Although the algorithm runs very quickly even in JavaScript, there is some area for optimization.

Take a look at the formula: x = n² + an + b.

n will be odd (1, 3, 5, ...) and even (2, 4, 6, ...). Our goal is to make sure that x is always odd, because no even integer other than 2 is prime.

Reminder of rules

odd * odd = odd (3 * 7 = 21)

odd * even = even (3 * 6 = 18)

even * even = even (4 * 8 = 32)

odd + odd = even (3 + 7 = 10)

odd + even = odd (3 + 6 = 9)

even + even = even (4 + 6 = 10)

n²

If n is odd, n squared will be also odd: 1² = 1, 3² = 9, 5² = 25, ...

If n is even, n squared will be also even: 2² = 4, 4² = 8, 6² = 36, ...

So we have alternating odd and even values.

a*n

If a is odd, then:

• for odd n, a*n is odd
• for even n, a*n is even
• so we again have alternating odd and even values.

If a is even, then a*n is always even.

n² + a*n

So far, we have n² + an, which:

• for odd a is equal to odd + odd = even or even + even = even; so it's always even
• for even a is equal to odd + even = odd or even + even = even; so it's alternating odd and even

b

There is just one coefficient left - b.
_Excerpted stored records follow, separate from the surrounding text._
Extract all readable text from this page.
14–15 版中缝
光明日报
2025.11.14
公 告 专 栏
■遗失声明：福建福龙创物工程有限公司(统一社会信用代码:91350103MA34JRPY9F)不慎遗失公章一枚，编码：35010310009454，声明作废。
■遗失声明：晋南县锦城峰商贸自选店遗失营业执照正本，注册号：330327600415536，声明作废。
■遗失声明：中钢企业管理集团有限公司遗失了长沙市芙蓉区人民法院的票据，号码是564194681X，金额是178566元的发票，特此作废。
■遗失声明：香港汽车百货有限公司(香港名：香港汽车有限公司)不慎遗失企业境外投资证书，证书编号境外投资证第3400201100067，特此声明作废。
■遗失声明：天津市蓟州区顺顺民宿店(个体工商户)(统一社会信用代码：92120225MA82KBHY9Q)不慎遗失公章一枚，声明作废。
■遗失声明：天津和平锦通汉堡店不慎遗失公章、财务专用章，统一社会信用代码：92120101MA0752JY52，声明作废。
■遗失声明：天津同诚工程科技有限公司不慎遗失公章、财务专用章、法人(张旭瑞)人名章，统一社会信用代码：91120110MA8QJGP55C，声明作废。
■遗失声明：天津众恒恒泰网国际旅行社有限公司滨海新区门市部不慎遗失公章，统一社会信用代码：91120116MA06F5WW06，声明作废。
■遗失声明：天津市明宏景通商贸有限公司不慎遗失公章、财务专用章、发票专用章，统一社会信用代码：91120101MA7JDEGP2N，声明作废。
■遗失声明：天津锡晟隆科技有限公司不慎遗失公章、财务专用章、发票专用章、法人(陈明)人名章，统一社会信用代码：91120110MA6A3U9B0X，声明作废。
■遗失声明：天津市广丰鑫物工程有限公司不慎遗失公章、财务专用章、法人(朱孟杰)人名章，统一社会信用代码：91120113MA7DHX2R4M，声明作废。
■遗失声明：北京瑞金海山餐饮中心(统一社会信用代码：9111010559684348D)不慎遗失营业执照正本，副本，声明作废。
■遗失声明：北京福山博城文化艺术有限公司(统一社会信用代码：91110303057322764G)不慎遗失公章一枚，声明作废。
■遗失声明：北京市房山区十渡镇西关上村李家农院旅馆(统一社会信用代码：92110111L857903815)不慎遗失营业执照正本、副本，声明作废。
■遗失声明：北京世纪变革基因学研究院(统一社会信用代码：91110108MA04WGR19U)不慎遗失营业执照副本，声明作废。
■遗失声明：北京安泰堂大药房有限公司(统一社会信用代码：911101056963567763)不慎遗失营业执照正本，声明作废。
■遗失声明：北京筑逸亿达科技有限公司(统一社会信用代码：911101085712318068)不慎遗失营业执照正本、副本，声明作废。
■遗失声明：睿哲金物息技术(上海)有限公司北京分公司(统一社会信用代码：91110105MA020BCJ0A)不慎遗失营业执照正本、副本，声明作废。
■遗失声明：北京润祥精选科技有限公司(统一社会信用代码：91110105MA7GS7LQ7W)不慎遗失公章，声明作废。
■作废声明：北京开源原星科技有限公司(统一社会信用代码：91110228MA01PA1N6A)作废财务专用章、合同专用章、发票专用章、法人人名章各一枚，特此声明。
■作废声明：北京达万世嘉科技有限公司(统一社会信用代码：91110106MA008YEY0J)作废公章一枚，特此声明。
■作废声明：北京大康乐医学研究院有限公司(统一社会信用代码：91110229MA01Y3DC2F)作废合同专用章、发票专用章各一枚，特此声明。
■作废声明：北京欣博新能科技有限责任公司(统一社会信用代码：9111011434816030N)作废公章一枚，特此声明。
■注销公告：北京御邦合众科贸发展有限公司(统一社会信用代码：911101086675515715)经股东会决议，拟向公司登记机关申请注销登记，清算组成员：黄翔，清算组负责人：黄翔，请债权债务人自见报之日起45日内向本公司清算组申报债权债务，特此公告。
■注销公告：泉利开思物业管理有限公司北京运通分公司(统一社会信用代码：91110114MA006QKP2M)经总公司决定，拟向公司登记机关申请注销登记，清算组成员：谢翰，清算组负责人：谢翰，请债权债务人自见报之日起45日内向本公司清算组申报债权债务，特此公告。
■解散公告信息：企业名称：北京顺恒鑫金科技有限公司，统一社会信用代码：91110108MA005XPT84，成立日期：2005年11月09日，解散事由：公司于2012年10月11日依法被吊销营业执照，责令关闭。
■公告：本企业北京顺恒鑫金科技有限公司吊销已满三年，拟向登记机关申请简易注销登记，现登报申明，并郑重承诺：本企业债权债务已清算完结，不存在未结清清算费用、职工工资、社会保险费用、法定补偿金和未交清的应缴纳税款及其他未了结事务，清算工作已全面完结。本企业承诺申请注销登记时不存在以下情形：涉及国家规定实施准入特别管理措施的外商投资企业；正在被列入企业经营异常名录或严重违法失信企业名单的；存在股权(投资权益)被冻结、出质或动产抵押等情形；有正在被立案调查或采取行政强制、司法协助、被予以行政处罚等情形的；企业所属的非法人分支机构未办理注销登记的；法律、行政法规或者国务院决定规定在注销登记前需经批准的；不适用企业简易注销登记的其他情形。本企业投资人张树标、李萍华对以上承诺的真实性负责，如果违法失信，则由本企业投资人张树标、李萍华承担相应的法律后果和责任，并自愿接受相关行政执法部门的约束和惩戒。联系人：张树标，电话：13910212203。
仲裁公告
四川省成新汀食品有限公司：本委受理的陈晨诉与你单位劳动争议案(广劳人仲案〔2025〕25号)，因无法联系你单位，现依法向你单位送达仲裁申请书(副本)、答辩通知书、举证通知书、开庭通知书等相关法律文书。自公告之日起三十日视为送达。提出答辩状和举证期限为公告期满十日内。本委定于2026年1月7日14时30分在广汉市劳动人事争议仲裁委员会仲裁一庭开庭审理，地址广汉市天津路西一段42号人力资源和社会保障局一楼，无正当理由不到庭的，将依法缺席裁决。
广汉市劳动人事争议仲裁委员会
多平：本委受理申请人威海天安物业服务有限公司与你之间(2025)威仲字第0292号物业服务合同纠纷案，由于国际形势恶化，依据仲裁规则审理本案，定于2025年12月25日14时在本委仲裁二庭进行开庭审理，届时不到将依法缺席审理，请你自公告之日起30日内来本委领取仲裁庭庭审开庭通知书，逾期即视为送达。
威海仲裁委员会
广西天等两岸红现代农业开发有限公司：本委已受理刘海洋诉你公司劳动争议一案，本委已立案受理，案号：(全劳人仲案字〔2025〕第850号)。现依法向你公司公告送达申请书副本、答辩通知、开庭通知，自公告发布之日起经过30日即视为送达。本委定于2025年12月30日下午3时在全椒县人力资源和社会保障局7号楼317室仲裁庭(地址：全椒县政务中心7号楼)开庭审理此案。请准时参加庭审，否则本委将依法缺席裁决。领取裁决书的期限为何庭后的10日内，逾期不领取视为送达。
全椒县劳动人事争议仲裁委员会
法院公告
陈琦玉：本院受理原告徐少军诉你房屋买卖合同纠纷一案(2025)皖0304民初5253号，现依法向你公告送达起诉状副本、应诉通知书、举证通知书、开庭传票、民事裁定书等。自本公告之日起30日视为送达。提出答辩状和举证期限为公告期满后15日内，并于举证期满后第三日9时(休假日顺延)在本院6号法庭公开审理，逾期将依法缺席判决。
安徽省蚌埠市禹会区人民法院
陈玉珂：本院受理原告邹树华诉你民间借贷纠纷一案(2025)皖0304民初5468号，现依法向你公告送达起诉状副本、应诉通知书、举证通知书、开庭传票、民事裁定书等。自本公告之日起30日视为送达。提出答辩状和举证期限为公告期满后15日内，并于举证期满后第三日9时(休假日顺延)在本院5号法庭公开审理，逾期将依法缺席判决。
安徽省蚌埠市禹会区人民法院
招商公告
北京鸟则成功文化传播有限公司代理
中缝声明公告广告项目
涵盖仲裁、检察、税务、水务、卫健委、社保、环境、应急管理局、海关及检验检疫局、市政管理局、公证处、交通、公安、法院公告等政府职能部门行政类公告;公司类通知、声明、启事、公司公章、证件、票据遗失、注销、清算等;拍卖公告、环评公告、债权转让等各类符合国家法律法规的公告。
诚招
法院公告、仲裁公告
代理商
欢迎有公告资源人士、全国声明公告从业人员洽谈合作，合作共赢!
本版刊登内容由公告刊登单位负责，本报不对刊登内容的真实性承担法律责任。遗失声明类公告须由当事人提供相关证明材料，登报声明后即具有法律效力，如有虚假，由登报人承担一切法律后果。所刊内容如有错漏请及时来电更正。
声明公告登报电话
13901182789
It is a constant, which added to the previous value should yield odd values.

That means we have to ignore even a, because a constant added to alternating odd and even values will also give alternating values, so the formula x will fail after just a few steps.

Since a must be odd, n + an is even.

Therefore, to make x odd, we must take an odd b: even + odd = odd.

Summary

We have to focus only on odd a and odd b values, which will limit the number of cases to check by roughly 4 (= 2 * 2).